Wenn Sie in Marxloh waren, am Bebelplatz, gucken Sie sich mal um. Einfach mal die Augen aufmachen, was sehen Sie da? Wer sitzt da in den Problemecken? Und wer nicht? Dann kommen Sie zu Erkenntnissen, die will ich Ihnen jetzt nicht vorwegnehmen – die sind schon interessant. Und so ist der Bezirk aufgestellt. Wenn ich das jetzt sagen würde, gibt es nur Kartoffeln von denjenigen, die die Wahrheit nicht hören wollen.

Können Sie es noch etwas mehr andeuten?

Wir haben die junge Bevölkerung. Wir haben die alte Bevölkerung. Und wir haben eine hoch sozial schwache Bevölkerung. Und gucken Sie sich das mal an, wer welchen Hintergrund hat. Mit oder ohne Migrationshintergrund. Sie werden das sofort sehen. Wir waren mit dem WDR da, die haben das gefilmt. Und haben über die Probleme von Migranten in Marxloh gesprochen, und ich habe denen gesagt: Gucken Sie sich das einfach nur mal an. Welches Problem sehen Sie hier?

[Anm. d. Red: Wir sind dieser Frage mit einem Video nachgegangen, offenbar meinte OB Sauerland, dass nicht die Migranten, sondern arbeitslose Deutsche das Problem darstellen]

Wie wollen Sie diese Leute noch mitnehmen?

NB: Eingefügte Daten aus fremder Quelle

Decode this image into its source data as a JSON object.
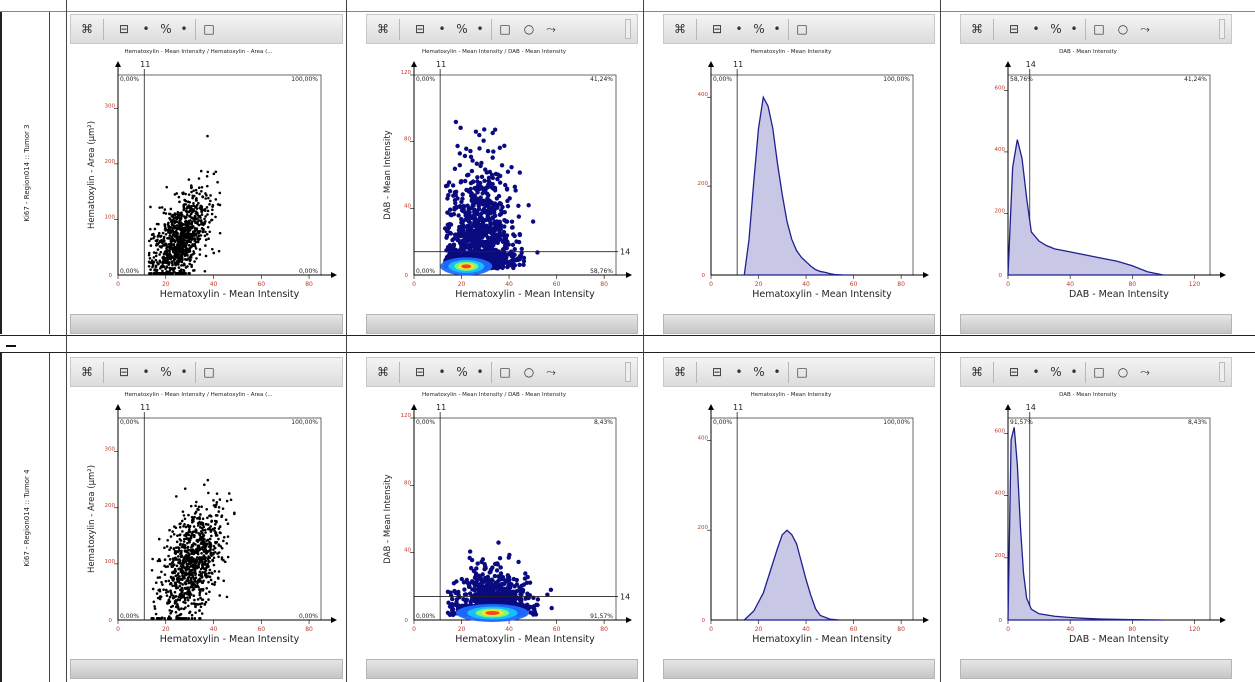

Wir müssen die mitnehmen! Wir müssen versuchen, Angebote so zu gestalten, dass die nicht sich übergangen sehen, dass die nicht Outsider der Gesellschaft sind. Da brauchen wir staatliche Angebote, da brauchen wir Gelder, um die mitnehmen zu können. Und wir brauchen eine Diskussion um Sozialgesetzgebung. Aber die muss ich nicht führen, das müssen die im Bundestag machen.